If at any point the dog shows avoidance behaviors or tries to flee, the decoy should immediately cease to approach and reward the dog with some prey behavior, as to not "break" or ruin the dog for future protection work.


During this test the evaluator should look for 3 elements to the dog's protective ability;

Sharpness (how quickly/easily the dog responds to a perceived threat), fight/flight response (Is the initial and default reaction to fight, avoid or to flee?), and tenacity/mental toughness/resilience (how long can he stay in it, before he "gives up").



Nosework


The purpose of this exercise is to test the dog's ability to use his nose, but also to test his persistence/commitment to finding the toy, ie. how long does he hunt before he gives up? We want to eliminate dogs who lack drive (prey & hunt), as well as those who lack motivation. We are looking for a dog to hunt with intensity, eagerness and persistence...a dog who won't quit or give up.


For this test, the tester can either use a ball tossed into the grass or open field, or in the case of no ball drive, the dog can be made to hunt for his owner, who is hiding from him. Either way, we want the dog to use his nose, not his eyes, so take care in how the test is set up. A good method to disorient the dog before releasing him to search, is to spin him around twice, or run him in a circle two or three times before letting him go.


Environmentals


The aim of the environmental test is to eliminate dogs that are skittish, or those with environmental instability, nervousness, shyness (of people), fear or fear aggression, or those that are easily startled & unsettled.


We want to see dogs that are environmentally sound with the ability to adapt easily and effortlessly to changes in their environment; a dog who "takes things in his stride", and the ability to navigate life with and attitude of confidence, without worry or concern.


The environmental test can include strange people, dogs, bicycles, stairs, unfamiliar surfaces or anything that might be out of the ordinary. We want to gage the dog's natural behavior or response and adaptability to things that are unfamiliar or strange.

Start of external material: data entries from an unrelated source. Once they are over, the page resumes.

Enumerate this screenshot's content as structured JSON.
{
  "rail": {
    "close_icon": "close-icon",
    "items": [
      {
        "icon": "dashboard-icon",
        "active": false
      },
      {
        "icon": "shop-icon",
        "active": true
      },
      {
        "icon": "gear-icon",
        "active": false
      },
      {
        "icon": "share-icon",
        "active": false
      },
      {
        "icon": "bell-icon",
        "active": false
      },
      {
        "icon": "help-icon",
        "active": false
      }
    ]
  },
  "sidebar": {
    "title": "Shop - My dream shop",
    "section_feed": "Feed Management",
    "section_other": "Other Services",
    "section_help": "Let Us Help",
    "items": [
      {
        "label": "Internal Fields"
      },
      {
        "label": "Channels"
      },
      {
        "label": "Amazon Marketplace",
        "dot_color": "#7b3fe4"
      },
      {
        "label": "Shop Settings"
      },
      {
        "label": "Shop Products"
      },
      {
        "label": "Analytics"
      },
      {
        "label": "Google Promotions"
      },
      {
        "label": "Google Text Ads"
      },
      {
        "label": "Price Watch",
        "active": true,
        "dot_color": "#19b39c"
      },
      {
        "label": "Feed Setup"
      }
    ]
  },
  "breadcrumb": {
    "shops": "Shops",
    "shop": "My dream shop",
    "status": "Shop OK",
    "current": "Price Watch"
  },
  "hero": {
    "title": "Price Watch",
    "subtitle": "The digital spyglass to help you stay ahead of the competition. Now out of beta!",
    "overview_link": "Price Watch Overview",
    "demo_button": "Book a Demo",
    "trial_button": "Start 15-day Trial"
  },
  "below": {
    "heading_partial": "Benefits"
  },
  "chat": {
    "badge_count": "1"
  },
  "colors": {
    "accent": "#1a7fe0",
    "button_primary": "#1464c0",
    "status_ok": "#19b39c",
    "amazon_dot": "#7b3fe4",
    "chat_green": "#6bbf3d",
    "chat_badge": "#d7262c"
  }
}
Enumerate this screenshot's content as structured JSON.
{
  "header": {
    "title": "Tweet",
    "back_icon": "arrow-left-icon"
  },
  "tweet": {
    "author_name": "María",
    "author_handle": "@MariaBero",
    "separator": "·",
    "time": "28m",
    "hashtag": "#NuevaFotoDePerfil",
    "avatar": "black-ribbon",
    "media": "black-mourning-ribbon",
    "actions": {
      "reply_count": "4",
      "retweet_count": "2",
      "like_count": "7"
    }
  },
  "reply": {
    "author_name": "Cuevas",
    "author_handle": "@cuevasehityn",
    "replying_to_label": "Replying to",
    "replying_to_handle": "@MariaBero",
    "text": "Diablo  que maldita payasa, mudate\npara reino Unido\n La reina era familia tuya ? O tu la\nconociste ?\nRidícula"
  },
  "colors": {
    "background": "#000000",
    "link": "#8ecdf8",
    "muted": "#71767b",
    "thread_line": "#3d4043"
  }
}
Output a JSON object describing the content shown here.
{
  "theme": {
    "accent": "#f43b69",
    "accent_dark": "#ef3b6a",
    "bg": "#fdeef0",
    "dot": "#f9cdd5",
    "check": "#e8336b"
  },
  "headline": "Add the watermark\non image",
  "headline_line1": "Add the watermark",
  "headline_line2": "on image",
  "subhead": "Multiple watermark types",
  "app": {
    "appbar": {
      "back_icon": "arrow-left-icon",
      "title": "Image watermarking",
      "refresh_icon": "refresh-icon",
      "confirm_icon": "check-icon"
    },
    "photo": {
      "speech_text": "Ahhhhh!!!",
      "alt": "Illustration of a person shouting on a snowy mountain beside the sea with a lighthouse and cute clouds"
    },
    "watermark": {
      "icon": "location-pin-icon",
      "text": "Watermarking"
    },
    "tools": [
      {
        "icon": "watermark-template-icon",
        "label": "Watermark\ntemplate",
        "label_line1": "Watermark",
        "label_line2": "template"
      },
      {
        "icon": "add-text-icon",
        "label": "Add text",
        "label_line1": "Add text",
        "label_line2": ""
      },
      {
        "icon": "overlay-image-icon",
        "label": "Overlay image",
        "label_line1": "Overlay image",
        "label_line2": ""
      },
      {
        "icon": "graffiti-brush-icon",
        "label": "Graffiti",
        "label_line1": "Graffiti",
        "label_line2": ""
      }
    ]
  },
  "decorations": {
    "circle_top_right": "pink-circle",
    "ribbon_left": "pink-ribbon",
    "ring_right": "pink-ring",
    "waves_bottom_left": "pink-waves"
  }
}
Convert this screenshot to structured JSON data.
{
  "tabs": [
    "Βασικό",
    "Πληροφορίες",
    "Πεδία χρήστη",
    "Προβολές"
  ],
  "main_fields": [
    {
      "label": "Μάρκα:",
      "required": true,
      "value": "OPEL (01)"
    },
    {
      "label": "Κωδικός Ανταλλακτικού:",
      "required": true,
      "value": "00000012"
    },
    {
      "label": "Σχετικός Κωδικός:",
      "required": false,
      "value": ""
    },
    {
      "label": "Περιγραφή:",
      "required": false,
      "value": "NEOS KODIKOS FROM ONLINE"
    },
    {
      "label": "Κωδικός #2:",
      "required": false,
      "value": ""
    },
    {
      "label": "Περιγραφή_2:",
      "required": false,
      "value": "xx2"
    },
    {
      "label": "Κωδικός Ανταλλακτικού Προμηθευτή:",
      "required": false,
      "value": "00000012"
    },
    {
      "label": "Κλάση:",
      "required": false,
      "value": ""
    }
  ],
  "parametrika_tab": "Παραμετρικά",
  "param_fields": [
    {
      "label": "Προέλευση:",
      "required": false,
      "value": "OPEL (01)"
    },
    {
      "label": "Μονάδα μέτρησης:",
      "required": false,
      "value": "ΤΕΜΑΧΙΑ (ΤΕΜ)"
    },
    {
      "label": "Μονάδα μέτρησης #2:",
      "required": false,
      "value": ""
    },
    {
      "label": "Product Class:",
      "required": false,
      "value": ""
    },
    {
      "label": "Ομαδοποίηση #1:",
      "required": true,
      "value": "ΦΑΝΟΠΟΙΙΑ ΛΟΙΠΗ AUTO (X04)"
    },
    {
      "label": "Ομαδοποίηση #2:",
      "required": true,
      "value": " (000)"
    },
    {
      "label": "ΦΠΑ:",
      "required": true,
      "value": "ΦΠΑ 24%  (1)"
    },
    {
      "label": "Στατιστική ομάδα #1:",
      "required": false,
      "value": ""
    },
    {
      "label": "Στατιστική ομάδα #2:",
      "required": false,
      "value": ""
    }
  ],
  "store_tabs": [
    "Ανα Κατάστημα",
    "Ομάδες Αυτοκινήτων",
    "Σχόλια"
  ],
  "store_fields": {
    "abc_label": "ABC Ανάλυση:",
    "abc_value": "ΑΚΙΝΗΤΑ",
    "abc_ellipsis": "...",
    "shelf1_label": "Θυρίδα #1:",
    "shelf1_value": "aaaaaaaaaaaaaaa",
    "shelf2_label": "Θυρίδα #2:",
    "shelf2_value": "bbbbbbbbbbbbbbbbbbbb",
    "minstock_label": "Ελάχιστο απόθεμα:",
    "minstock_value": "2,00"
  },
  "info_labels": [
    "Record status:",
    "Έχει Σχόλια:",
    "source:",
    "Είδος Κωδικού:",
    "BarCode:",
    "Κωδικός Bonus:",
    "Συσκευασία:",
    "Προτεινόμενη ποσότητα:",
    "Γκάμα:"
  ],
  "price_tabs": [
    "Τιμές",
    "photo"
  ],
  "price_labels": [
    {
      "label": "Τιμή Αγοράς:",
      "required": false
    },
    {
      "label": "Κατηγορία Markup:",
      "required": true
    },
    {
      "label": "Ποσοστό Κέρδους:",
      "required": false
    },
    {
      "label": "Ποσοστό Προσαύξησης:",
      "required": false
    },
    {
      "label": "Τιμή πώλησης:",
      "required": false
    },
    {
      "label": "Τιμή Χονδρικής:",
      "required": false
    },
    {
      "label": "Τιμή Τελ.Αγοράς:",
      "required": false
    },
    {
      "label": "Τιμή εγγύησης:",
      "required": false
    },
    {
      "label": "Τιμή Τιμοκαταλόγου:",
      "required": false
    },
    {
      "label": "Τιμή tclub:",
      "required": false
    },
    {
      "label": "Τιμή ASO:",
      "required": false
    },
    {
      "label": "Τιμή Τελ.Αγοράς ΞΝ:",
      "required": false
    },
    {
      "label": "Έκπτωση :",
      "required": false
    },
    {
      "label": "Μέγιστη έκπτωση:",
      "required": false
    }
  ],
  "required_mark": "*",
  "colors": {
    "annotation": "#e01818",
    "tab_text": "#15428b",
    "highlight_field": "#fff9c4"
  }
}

Throughout this entire process the evaluator should also watch for a build up of stress as the exercises progress. All these exercises should be done consecutively, one after another, to get an accurate picture of whether the dog carries stress or not, and if so, to what extent.


It is also a good idea to take videos of every exercise, so the behavior of the dog can be studied carefully before final decisions are made, and in case the evaluator have missed certain things during the test.


I hope this testing procedure will give a general idea of what it is we are looking for in our personal dogs, but also the standard and care I would like to see implemented when it comes to the breeding of working dogs in general. There is too much careless breeding going on. (A registration doesn't mean or say anything about your dogs other than that they are purebred. But purebred does not equal quality - far from it.) Please test your dogs before you breed. These tests are not difficult to do, and does not take a lot of time or training. You owe it to the breed to breed with more care, consideration and testing to uphold minimum standards among the working dog population.